A motion controller is the core of any motion control system. Motion controllers essentially take an input command, which can be a motion profile consisting of position commands, and issue torque commands to a drive which powers a motor and moves a load.

Choosing the right motion controller for your application begins with knowing the requirements for your specific application. Perhaps the most important is the complexity of the application. For instance, a fairly simple application is one that involves only a single axis of motion and where the speeds involved are relatively slow. On the other hand, a more complex application may involve multiple axes of motion with highly synchronized coordination between axes. Each of these systems requires different controller types as well as decision about general control architecture.

One of the most basic architectural decisions to be made in a multi-axis motion control design is the trade-off between centralized and distributed control. This is not a one-or-the-other choice, but rather a spectrum of possibilities. Obviously, the top-level executive functions that decide what is done must be centralized in a single processor, but systems can and do split out lower-level functions to distributed components (if at all) at various levels.

A typical hierarchy of functions would be:

1. Executive planning (sequencing)
2. Motion equation generation from move descriptions
3. Solution of motion equations (interpolation)
4. Position loop closure
5. Velocity loop closure
6. Motor phase commutation
7. Current loop closure
8. Power modulation

At any stage in the hierarchy, the information can be split out from a central controller to distributed devices. The further down the split is, the greater the communications bandwidth required and low latency required. The further up the split is, the less possibility there is for tight coordination between axes.

Digital networks for connecting different hardware modules are becoming increasingly common.
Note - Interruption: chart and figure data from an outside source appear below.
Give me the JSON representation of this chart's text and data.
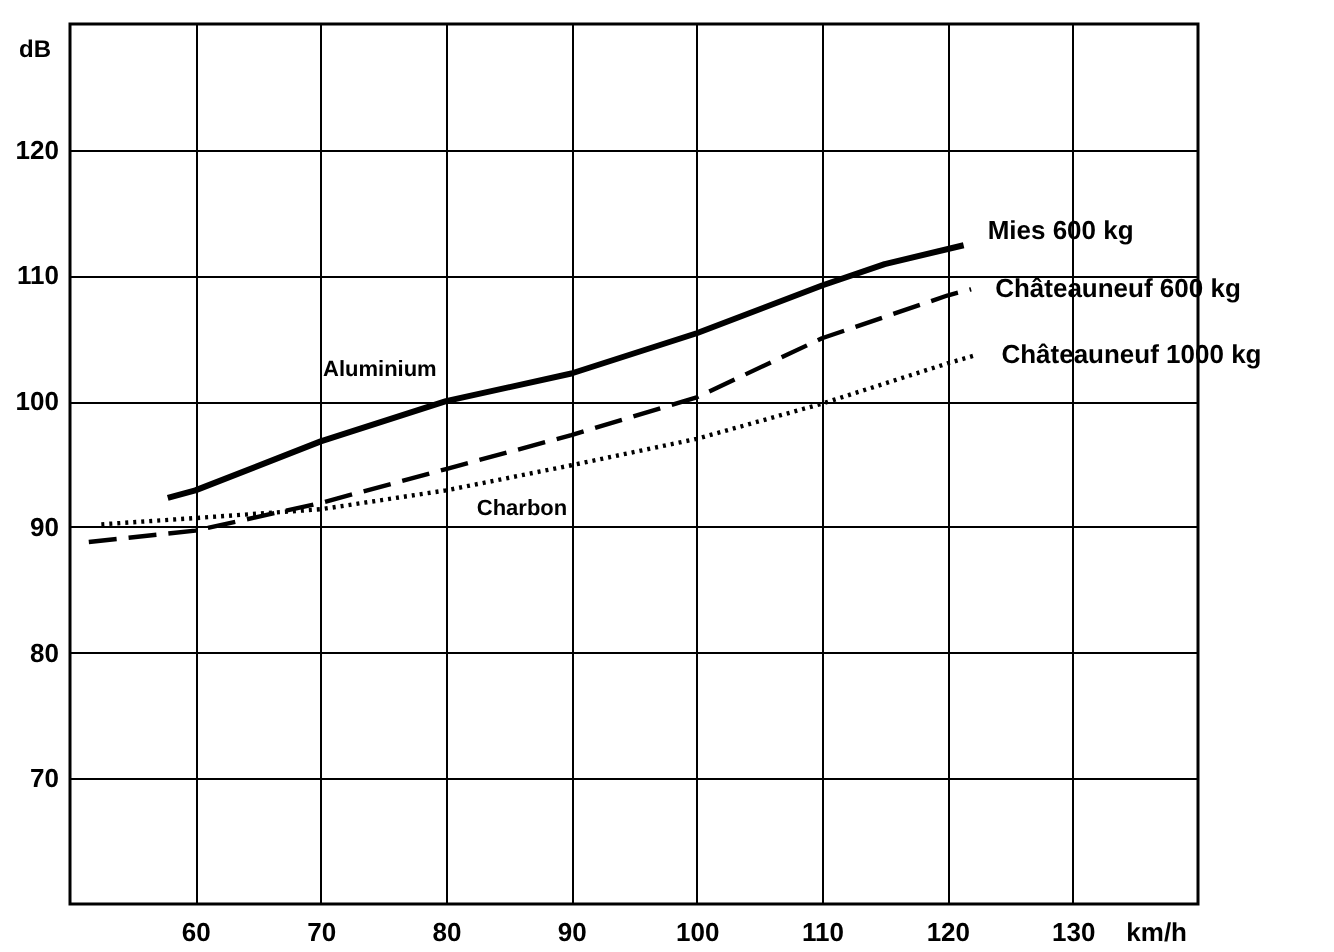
{
  "chart_data": {
    "type": "line",
    "xlabel": "km/h",
    "ylabel": "dB",
    "xlim": [
      50,
      140
    ],
    "xticks": [
      60,
      70,
      80,
      90,
      100,
      110,
      120,
      130
    ],
    "ylim": [
      60,
      130
    ],
    "yticks": [
      70,
      80,
      90,
      100,
      110,
      120
    ],
    "grid": true,
    "legend": false,
    "marker": "none",
    "series": [
      {
        "name": "Mies  600 kg",
        "color": "#000000",
        "line_style": "solid",
        "x": [
          57.8,
          60,
          70,
          80,
          90,
          100,
          110,
          115,
          121.3
        ],
        "values": [
          92.3,
          92.9,
          96.8,
          100,
          102.2,
          105.4,
          109.2,
          110.9,
          112.4
        ]
      },
      {
        "name": "Châteauneuf  600 kg",
        "color": "#000000",
        "line_style": "dashed",
        "x": [
          51.5,
          60,
          70,
          80,
          90,
          100,
          110,
          120,
          121.9
        ],
        "values": [
          88.8,
          89.7,
          91.9,
          94.6,
          97.3,
          100.3,
          105,
          108.4,
          108.9
        ]
      },
      {
        "name": "Châteauneuf  1000 kg",
        "color": "#000000",
        "line_style": "dotted",
        "x": [
          52.5,
          60,
          70,
          80,
          90,
          100,
          110,
          120,
          122.4
        ],
        "values": [
          90.2,
          90.7,
          91.4,
          92.9,
          94.9,
          97,
          99.8,
          103,
          103.7
        ]
      }
    ],
    "annotations": [
      {
        "text": "Aluminium",
        "x": 76,
        "y": 98.5
      },
      {
        "text": "Charbon",
        "x": 80,
        "y": 93.5
      }
    ]
  }
}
The advantages of these networks are often obvious – just connecting all of these modules on a fiber or Ethernet string or ring can have huge advantages over traditional wiring harnesses. However, because these networks employ serial communications, there is an inherent delay in the communications through the data stream. When high-frequency feedback loops are closed across the network, this transport delay has the potential to detract from the stability of the loops.